N-1

The Drone Machine

January 14 2021

"...what I am trying to achieve is a means for transformation of one media that is manipulative of one’s attention in order to instil dogma, to another that is manipulative of one’s attention in order to encourage introspection."

We are constantly allured to the always on culture of the digital. Virtual worlds that flow seamlessly in and out of our physical states and seek to capitalise on our limited attention. Attention is of course the resource and attention is what we are losing in this current climate. Attention is what we need  for understanding, for learning, for feeling, for being… It is our vital source for navigating a forever more complex World. To take our attention elsewhere, to divert it, is to disarm its energy. Such diversions weaken our capacity to be in the present, to hold that vital state of concentration that may unleash thoughts for our advancement, for our liberation, for our active being. To divert, is indeed to be lead astray. One of the consequences, and indeed paradoxes, of this always on culture is that we are more often than not turned off.

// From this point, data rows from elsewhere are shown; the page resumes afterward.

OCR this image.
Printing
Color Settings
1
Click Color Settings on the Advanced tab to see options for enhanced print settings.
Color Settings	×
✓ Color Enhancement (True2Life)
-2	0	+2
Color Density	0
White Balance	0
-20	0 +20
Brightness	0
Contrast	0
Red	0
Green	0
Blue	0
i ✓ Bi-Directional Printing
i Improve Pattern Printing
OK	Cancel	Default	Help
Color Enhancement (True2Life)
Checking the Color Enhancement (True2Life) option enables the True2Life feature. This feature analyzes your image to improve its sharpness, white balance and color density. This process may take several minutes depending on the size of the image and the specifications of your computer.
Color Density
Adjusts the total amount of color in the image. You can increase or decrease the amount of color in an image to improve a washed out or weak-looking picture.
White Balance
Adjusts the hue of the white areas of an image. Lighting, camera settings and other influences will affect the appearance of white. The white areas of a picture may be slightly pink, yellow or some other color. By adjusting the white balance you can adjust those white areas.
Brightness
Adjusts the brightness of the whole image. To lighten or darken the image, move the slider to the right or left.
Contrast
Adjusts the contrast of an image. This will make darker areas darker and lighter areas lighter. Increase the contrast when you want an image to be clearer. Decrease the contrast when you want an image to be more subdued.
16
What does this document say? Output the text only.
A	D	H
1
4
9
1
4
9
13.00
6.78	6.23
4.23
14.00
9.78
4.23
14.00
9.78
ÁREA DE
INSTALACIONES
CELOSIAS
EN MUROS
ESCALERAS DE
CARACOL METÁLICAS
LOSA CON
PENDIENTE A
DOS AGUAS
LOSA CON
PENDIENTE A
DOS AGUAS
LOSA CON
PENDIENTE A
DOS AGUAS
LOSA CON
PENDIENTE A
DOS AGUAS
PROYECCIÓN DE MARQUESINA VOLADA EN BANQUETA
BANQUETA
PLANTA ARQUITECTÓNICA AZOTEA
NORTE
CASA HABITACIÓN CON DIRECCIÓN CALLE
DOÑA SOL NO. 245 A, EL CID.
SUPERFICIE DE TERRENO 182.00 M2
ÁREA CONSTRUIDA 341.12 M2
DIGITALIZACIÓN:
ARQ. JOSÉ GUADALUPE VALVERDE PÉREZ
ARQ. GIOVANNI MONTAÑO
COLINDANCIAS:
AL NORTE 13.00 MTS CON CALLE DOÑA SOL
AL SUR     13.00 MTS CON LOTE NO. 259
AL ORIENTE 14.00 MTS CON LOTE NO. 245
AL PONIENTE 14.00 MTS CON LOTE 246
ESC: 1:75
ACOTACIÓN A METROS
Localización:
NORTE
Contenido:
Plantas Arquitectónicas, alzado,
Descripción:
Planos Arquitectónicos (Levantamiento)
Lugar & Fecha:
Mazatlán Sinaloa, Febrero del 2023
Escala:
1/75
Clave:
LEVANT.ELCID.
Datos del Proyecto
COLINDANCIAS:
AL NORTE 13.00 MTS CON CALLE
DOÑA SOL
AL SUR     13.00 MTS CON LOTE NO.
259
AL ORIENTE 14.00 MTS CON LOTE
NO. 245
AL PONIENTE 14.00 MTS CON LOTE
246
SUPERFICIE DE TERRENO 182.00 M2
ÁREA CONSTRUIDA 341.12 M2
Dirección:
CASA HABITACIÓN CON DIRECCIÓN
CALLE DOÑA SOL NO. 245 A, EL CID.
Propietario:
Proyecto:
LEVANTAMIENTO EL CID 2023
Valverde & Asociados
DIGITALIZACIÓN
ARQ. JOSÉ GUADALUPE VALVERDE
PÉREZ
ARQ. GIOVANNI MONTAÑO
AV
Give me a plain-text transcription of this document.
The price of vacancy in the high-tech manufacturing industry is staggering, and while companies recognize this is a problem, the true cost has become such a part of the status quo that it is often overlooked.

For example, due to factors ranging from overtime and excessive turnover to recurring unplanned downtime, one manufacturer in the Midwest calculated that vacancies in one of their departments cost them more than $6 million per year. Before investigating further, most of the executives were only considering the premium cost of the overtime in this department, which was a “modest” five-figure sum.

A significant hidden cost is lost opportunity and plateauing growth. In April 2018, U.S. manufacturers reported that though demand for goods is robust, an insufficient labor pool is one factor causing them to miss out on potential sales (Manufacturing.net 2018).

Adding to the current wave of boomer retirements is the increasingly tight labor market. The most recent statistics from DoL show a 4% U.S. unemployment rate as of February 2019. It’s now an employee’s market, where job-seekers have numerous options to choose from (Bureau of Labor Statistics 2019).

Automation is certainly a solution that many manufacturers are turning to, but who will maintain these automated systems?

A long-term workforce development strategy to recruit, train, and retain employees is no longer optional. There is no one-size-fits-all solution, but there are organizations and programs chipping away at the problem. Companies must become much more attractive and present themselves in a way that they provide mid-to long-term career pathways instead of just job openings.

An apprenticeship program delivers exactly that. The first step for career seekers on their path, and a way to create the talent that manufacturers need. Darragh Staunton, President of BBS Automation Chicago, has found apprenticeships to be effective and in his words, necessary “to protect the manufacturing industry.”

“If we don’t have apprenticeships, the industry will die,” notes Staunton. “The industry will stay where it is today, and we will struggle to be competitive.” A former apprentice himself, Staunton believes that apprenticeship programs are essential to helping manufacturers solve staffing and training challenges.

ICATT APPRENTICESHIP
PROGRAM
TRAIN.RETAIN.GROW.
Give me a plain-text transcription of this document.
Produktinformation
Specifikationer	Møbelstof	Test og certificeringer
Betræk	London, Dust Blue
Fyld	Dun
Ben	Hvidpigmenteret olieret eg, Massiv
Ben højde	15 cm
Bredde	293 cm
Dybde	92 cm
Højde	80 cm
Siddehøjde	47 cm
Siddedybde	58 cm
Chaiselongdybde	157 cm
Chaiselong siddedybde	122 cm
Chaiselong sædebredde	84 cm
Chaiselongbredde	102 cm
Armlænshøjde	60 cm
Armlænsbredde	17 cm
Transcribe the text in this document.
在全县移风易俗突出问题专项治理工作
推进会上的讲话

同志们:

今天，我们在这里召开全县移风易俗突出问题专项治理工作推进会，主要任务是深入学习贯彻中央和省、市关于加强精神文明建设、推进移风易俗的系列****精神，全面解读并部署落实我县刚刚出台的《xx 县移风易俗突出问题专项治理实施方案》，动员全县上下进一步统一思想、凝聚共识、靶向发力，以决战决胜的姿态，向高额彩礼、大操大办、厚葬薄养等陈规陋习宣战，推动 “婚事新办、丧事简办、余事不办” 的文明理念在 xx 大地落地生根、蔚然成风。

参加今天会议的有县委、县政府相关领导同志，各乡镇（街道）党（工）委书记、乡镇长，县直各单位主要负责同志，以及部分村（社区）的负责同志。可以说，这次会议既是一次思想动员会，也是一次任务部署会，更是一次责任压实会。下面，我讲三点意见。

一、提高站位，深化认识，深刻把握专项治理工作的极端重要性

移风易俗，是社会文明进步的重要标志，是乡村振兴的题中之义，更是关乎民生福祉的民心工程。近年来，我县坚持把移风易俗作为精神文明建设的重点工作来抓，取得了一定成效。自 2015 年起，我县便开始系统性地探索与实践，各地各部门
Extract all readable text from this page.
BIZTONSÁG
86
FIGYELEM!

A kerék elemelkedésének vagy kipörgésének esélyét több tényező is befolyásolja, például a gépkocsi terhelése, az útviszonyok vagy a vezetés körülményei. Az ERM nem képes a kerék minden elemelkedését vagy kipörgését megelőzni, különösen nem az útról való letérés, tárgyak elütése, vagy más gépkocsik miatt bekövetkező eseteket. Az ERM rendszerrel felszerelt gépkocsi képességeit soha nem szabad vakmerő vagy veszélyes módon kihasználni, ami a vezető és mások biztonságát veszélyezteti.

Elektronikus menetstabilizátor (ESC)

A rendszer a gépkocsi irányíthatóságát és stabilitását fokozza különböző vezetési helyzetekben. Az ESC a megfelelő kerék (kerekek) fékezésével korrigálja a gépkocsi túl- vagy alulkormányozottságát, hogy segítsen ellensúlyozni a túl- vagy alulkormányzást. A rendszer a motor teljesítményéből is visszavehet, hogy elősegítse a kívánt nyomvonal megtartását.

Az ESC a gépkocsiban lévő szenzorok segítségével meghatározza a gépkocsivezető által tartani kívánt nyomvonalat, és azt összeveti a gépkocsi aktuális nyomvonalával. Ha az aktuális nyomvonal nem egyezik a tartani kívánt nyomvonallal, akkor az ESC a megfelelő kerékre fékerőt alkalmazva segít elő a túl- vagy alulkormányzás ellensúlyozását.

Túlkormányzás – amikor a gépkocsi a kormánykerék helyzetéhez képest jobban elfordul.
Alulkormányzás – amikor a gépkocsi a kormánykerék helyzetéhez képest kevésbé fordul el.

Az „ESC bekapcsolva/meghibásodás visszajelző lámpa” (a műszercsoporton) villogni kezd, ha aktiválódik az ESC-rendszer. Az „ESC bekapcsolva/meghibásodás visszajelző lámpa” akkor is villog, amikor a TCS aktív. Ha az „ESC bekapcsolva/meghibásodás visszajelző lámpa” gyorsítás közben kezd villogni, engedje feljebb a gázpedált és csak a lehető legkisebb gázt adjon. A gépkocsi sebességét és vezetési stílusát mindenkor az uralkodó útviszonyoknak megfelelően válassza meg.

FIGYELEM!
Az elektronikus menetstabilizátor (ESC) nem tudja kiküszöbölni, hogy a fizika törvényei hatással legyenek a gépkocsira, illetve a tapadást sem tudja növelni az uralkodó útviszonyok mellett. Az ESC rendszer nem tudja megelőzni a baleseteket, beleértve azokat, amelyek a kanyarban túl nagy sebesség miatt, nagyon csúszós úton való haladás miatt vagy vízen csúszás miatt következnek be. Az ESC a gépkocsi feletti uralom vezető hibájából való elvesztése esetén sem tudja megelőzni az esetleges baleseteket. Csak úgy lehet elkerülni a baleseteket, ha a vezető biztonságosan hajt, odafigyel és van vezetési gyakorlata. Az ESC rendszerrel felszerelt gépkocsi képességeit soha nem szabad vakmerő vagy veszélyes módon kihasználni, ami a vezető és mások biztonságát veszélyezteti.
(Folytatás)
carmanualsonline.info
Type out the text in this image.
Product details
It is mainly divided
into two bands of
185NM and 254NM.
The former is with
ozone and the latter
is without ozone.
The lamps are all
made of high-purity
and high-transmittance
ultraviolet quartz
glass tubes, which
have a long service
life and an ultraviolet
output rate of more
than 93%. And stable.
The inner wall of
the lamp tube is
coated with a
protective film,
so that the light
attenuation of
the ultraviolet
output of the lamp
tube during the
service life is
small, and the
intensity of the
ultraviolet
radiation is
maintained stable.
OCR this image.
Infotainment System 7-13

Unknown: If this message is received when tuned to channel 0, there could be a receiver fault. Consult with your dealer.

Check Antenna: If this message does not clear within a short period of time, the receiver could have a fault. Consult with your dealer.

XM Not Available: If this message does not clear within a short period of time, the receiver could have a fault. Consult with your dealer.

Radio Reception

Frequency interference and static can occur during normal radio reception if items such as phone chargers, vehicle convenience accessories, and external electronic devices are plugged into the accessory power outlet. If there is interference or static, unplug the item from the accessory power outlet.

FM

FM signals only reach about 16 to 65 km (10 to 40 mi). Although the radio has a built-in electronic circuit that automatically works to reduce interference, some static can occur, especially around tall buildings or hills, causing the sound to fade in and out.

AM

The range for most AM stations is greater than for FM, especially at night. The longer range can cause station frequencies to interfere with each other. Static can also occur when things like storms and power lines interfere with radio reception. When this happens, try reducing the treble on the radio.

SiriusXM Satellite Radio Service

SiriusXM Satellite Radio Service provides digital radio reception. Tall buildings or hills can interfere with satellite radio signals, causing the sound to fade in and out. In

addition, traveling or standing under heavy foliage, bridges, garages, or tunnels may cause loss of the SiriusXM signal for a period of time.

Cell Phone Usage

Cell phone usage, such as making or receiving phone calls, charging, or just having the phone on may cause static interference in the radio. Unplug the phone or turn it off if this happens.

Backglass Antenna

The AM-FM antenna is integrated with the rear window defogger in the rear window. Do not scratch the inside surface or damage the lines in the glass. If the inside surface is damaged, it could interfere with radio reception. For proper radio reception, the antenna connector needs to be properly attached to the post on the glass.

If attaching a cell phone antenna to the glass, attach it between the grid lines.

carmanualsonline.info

The Drone Machine is an artistic work that has taken root directly from thoughts on this particular plight. The Drone Machine is therefore in part a response to contemporary Western society where data flows in a liquid manner and we become submerged in its omnipresence. It is a reply to the present day problems of an always on culture that sucks our attention, our data, our time, our resources, our very being. A culture that is driven increasingly by mass online media and medias washing over us with waves of so called information. +

As explained in an earlier post, this work takes emotional and sentiment analysis data from news articles and transforms this into drone music. From a conceptual standpoint, my choice of the drone is in part to express this constant hum of data that washes over us. A mode of music that appears on the surface to be quite drab and bland, perhaps even irritating to some or even intrusively boring. The intention here is quite clear I feel. Mass media is one long, always on, drone of incessant data that is manifestly intrusive, repetitive and, if one is a follower of one media more than another, can be simply one long monologue of utter sameness.

What is particularly disturbing about this onslaught of so called information, is the fact that they have important ramifications on our emotional states. Indeed, it could quite easily be argued that mass media pursues the instrumental installation and maintenance of emotional states as coercive means for controlling the masses. ++ The power of messages conveyed can of course be quite direct and explicit and serve as a way to grab our attention. Yet, it is rather in their more nuanced and subliminal means that hidden agendas take hold is it not? This is where there is a flip side to my choice in the drone. 

While I am attempting to express something of meaning with this work, I am also looking to solicit your attention. In so doing, I am following a similar strategy to that imposed by these very medias. However, with a very different agenda. With active listening to drone music, I have found that there is a meditative state to be found. To fully appreciate this, one does need a good set of headphones whilst listening from a computer. Reducing the mass media then to a mode of sound that is minimal is my attempt - first and foremost on myself - to encourage a deeper sense from active and attentive listening. Drone music is therefore a means for bringing my attention back into focus. It helps, as does meditation, to bring me back to a simple state of rest and centrality which is propitious for self focus. Within this context then, what I am trying to achieve is a means for transformation of one media that is manipulative of one’s attention in order to instil dogma, to another that is manipulative of one’s attention in order to encourage introspection.  

Although The Drone Machine is involved in concepts and ideas that are clearly political, pointing out perhaps an old yet persistant bark at technology and mass media at large. There is a more positive perspective to what I want to achieve. In reducing media to this mode, I’m searching to broadcasting back to the masses a tone poem of pleasure. One that is directly a mirror image of one’s own calm that can be found in simply listening to what one has to say to the self. 

Listen to my latest drone entitled Deep Mind AI

+ The term of mass media here refers to the Internet and includes social media which amplify for the most part and at worst transforms meaning. 

++ This thinking comes in part from various sources but started with Adam Curtis’ documentary series, The Century Of The Self. Other sources include Umberto Eco’s Chronicles of a Liquid Society, Hervé Krief’s Internet ou le retour à la bougie, François Jarrigue’s Techno-Critique and Noam Chomsky’s Manufacturing Consent.